Qui suis-je ?

Je montre la plupart du temps une grande impulsivité dans mes actions. Je fais également preuve d’une non moins grande irritabilité qui peut-être déclenchée par les évènements les plus anodins.

Je suis indifférent aux autres, insensible à eux, imperméable à leurs sentiments et à leurs problèmes. Corollaire évident : je montre une forte tendance au narcissisme, à l’égotisme et à l’omnipotence.

Je suis, au sens propre, irresponsable, et je refuse de me plier aux lois, aux règles sociales et, de manière générale, aux contraintes qui me sont imposées. De surcroit, je refuse de voir la réalité en face : c’est elle qui doit s’adapter à moi et non l’inverse.

Je souffre parfois de bouffées délirantes caractérisées par un fort sentiment de persécution, le cas échéant provoquées par des sujets mineurs.
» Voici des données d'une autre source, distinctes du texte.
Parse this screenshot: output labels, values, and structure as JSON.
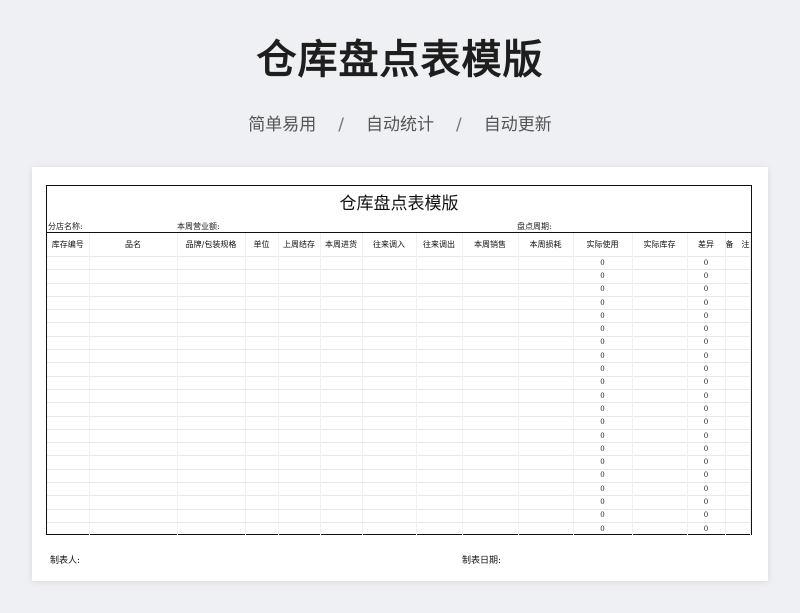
{
  "page": {
    "title": "仓库盘点表模版",
    "features": [
      "简单易用",
      "自动统计",
      "自动更新"
    ],
    "separator": "/"
  },
  "sheet": {
    "title": "仓库盘点表模版",
    "meta": {
      "store_label": "分店名称:",
      "sales_label": "本周营业额:",
      "period_label": "盘点周期:"
    },
    "columns": [
      "库存编号",
      "品名",
      "品牌/包装规格",
      "单位",
      "上周结存",
      "本周进货",
      "往来调入",
      "往来调出",
      "本周销售",
      "本周损耗",
      "实际使用",
      "实际库存",
      "差异",
      "备　注"
    ],
    "rows": [
      {
        "actual_use": "0",
        "difference": "0"
      },
      {
        "actual_use": "0",
        "difference": "0"
      },
      {
        "actual_use": "0",
        "difference": "0"
      },
      {
        "actual_use": "0",
        "difference": "0"
      },
      {
        "actual_use": "0",
        "difference": "0"
      },
      {
        "actual_use": "0",
        "difference": "0"
      },
      {
        "actual_use": "0",
        "difference": "0"
      },
      {
        "actual_use": "0",
        "difference": "0"
      },
      {
        "actual_use": "0",
        "difference": "0"
      },
      {
        "actual_use": "0",
        "difference": "0"
      },
      {
        "actual_use": "0",
        "difference": "0"
      },
      {
        "actual_use": "0",
        "difference": "0"
      },
      {
        "actual_use": "0",
        "difference": "0"
      },
      {
        "actual_use": "0",
        "difference": "0"
      },
      {
        "actual_use": "0",
        "difference": "0"
      },
      {
        "actual_use": "0",
        "difference": "0"
      },
      {
        "actual_use": "0",
        "difference": "0"
      },
      {
        "actual_use": "0",
        "difference": "0"
      },
      {
        "actual_use": "0",
        "difference": "0"
      },
      {
        "actual_use": "0",
        "difference": "0"
      },
      {
        "actual_use": "0",
        "difference": "0"
      }
    ],
    "footer": {
      "maker_label": "制表人:",
      "date_label": "制表日期:"
    }
  }
}
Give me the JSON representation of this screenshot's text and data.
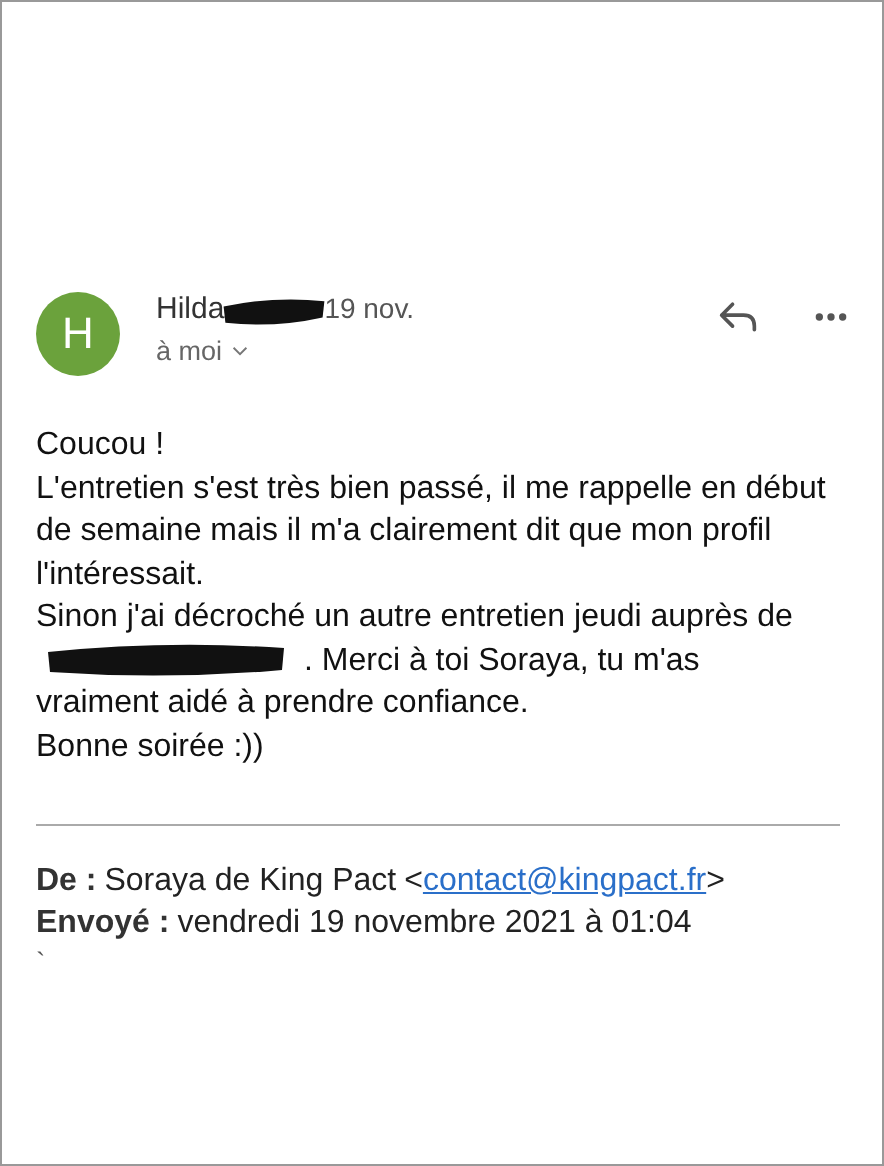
{
  "header": {
    "avatar_letter": "H",
    "sender": "Hilda",
    "date": "19 nov.",
    "recipient": "à moi",
    "redacted": true
  },
  "body": {
    "lines": [
      {
        "text": "Coucou !",
        "redacted_prefix": false
      },
      {
        "text": "L'entretien s'est très bien passé, il me rappelle en début",
        "redacted_prefix": false
      },
      {
        "text": "de semaine mais il m'a clairement dit que mon profil",
        "redacted_prefix": false
      },
      {
        "text": "l'intéressait.",
        "redacted_prefix": false
      },
      {
        "text": "Sinon j'ai décroché un autre entretien jeudi auprès de",
        "redacted_prefix": false
      },
      {
        "text": ". Merci à toi Soraya, tu m'as",
        "redacted_prefix": true
      },
      {
        "text": "vraiment aidé à prendre confiance.",
        "redacted_prefix": false
      },
      {
        "text": "Bonne soirée :))",
        "redacted_prefix": false
      }
    ]
  },
  "quoted": {
    "from_label": "De :",
    "from_name": "Soraya de King Pact",
    "email_open": "<",
    "email": "contact@kingpact.fr",
    "email_close": ">",
    "sent_label": "Envoyé :",
    "sent_value": "vendredi 19 novembre 2021 à 01:04",
    "fragment": "`"
  }
}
Des bouffées délirantes également à l’origine d’un sentiment de mégalomanie cumulable avec le sentiment de persécution. Dans ces moments-là, il m’arrive d’être parcouru de tics nerveux caractéristiques.

Je mens et je manipule pour parvenir à mes fins, aussi bien par intérêt que par plaisir. J’aime dévaloriser et humilier non seulement ceux qui se mettent en travers de ma route mais également des personnes de mon entourage qui ne manifestent pourtant pas d’hostilité à mon égard.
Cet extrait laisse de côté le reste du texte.